Barrett told the court that the new law violates the state constitution, which lists the requirements to vote as proof of age, citizenship, residency and registration.
"We're dealing with the most basic right our citizens have and that is the right to vote," he said. "Without that right, every other right goes away."
Barrett said one of the plaintiffs is "a grandmother with two grandchildren in her custody, one of them a special-needs child. She hasn't been employed for over a year and has exhausted her unemployment benefits."
He said requiring her to obtain a photo ID from a driver's license station was oppressive.
Janet Kleinfelter, with the Attorney General's office, argued the new law is not oppressive and is a reasonable way to ensure the integrity of the ballot box.
Kleinfelter said that the measure inspires public confidence in the vote.
"That encourages participation, which is borne out by the evidence of increased voter turnout."
The plaintiffs hope the court will declare the law unconstitutional, but as an alternative, they want the court to declare that a photo ID from the Memphis public library system is adequate to vote.
The law refers to identification issued by entities of the state. Attorneys for Memphis argued that the city is an entity of the state.

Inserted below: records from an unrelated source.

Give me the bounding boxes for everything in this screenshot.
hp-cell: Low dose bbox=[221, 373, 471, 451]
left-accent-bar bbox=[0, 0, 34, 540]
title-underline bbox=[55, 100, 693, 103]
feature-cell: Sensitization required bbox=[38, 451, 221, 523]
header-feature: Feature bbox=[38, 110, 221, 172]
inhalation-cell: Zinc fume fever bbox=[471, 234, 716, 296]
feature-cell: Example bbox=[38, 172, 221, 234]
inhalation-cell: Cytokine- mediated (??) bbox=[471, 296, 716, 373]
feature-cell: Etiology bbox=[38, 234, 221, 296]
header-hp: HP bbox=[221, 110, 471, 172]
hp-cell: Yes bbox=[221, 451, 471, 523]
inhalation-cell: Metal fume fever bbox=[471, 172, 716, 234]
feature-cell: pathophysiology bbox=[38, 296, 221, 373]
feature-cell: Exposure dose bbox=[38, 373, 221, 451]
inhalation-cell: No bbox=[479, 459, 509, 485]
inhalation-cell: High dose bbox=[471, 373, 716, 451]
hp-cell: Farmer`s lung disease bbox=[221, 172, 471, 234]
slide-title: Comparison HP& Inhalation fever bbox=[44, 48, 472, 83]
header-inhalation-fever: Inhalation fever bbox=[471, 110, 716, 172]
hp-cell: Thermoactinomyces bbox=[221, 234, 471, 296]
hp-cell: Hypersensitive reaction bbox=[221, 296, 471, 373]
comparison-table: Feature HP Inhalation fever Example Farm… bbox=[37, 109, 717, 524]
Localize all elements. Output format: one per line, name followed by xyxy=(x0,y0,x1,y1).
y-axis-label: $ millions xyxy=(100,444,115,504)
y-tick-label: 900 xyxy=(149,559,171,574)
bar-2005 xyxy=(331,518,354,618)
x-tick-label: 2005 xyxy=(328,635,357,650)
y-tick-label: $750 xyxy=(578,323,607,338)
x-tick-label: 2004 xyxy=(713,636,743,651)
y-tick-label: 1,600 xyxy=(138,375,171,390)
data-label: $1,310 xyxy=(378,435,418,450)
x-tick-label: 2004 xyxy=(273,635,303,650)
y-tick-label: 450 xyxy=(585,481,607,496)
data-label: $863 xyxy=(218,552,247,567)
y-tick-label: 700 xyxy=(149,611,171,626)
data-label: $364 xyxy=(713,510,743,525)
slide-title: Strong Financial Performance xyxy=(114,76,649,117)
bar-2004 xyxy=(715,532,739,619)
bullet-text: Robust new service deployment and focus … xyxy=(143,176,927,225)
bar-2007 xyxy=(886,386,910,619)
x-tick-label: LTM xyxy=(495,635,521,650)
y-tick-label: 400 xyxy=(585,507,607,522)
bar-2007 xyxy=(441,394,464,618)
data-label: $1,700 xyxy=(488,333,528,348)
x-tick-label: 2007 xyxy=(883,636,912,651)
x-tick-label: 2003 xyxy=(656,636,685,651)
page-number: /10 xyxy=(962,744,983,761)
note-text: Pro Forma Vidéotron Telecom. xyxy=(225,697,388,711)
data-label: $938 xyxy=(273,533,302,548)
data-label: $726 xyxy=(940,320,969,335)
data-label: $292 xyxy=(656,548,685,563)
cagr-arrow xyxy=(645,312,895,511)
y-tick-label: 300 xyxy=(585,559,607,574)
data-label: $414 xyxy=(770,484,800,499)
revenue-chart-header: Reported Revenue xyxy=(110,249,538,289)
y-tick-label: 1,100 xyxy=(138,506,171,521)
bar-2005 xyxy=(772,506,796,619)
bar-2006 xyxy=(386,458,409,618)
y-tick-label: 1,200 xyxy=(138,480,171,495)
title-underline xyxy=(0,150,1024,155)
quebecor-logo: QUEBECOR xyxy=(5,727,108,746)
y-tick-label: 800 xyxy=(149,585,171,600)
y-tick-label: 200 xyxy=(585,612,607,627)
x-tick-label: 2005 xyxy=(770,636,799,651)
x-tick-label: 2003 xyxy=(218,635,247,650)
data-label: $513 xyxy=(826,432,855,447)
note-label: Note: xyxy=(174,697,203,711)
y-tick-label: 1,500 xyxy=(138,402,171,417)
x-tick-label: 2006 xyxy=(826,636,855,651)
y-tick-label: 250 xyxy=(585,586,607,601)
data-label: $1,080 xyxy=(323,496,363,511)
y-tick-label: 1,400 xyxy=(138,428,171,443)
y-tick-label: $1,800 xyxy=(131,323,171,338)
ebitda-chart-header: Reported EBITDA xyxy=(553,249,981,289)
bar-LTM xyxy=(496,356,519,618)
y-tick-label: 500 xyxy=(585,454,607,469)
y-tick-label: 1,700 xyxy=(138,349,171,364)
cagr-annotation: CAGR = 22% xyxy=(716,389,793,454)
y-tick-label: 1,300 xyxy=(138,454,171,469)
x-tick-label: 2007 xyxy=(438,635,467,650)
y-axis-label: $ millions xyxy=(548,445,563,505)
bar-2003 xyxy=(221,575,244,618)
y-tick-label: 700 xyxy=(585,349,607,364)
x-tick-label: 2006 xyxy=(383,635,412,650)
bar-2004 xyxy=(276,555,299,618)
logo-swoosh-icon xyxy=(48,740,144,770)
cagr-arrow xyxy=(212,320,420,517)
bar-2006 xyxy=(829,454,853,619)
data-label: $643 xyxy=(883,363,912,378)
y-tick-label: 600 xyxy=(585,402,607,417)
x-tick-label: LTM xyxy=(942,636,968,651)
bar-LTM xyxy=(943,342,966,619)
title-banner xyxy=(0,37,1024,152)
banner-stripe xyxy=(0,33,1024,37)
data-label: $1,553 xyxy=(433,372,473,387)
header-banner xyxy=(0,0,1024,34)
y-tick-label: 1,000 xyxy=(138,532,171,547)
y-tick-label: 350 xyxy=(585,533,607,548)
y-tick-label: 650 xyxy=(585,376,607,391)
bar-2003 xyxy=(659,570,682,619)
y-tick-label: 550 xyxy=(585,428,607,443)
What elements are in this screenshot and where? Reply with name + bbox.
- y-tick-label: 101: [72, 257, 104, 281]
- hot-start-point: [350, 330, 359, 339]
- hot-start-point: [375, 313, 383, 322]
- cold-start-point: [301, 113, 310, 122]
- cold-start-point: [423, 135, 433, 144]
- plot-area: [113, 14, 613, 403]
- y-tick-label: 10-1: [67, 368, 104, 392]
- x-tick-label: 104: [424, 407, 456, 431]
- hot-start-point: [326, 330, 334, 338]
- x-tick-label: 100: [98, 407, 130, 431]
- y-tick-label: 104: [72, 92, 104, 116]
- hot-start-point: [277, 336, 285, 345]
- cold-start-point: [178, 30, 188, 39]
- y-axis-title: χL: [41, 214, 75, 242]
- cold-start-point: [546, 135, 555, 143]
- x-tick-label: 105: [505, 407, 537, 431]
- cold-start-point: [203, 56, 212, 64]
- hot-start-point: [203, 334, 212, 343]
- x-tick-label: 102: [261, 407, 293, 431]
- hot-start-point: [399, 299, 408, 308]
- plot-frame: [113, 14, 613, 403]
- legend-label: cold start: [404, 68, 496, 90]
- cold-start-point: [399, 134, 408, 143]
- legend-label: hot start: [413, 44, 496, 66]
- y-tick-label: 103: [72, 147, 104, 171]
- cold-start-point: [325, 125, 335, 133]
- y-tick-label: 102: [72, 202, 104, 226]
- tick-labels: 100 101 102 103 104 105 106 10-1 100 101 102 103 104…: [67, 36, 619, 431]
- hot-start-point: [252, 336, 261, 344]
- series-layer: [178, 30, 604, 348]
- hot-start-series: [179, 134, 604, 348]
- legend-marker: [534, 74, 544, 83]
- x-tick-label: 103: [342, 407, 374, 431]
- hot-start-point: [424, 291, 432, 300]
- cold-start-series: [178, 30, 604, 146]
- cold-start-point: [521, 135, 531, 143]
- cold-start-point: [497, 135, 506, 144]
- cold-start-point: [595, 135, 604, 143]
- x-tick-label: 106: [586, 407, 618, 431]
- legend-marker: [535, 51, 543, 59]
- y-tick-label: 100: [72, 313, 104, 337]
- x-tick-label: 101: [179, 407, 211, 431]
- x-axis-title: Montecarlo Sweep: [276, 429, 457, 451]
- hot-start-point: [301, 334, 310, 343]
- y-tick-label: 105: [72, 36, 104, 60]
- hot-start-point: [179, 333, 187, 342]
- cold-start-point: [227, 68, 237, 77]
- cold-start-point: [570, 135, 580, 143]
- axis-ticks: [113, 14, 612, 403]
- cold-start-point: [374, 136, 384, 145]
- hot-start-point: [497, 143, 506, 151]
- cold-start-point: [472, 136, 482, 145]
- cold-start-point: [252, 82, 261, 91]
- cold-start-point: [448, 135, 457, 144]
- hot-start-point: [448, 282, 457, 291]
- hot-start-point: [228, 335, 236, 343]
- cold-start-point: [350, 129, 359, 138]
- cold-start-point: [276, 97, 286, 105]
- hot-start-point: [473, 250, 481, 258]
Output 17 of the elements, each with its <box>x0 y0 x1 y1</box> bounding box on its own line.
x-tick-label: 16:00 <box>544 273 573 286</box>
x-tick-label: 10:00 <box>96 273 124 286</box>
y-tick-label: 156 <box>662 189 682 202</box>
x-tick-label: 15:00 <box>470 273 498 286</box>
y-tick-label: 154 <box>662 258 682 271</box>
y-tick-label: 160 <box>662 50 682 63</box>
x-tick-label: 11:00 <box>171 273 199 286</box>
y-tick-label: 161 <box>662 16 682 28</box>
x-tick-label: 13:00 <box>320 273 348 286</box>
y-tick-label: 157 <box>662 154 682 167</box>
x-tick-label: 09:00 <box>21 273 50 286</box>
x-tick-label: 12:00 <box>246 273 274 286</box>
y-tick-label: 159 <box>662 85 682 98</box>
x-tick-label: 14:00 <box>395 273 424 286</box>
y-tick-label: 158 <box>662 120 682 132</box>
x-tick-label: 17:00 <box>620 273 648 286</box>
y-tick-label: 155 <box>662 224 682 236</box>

They also said that the requirements to obtain a library ID are more stringent than those to obtain some other photo IDs that are valid under the law.
Kleinfelter argued that the law applies only to entities that are part of the state government and does not include local governments.
After the hearing, Elections Coordinator Mark Goins defended the new law.
"People have confidence in voting now," he said. And he said that if the court were to strike it down in the middle of the election, it would create problems. Early voting started Wednesday and Election Day is November 6.
Memphis City Attorney Herman Morris said the state constitution requires that maximum voter participation be encouraged.
"I'm shocked the state Attorney General isn't arguing as hard as he can to make voting easier."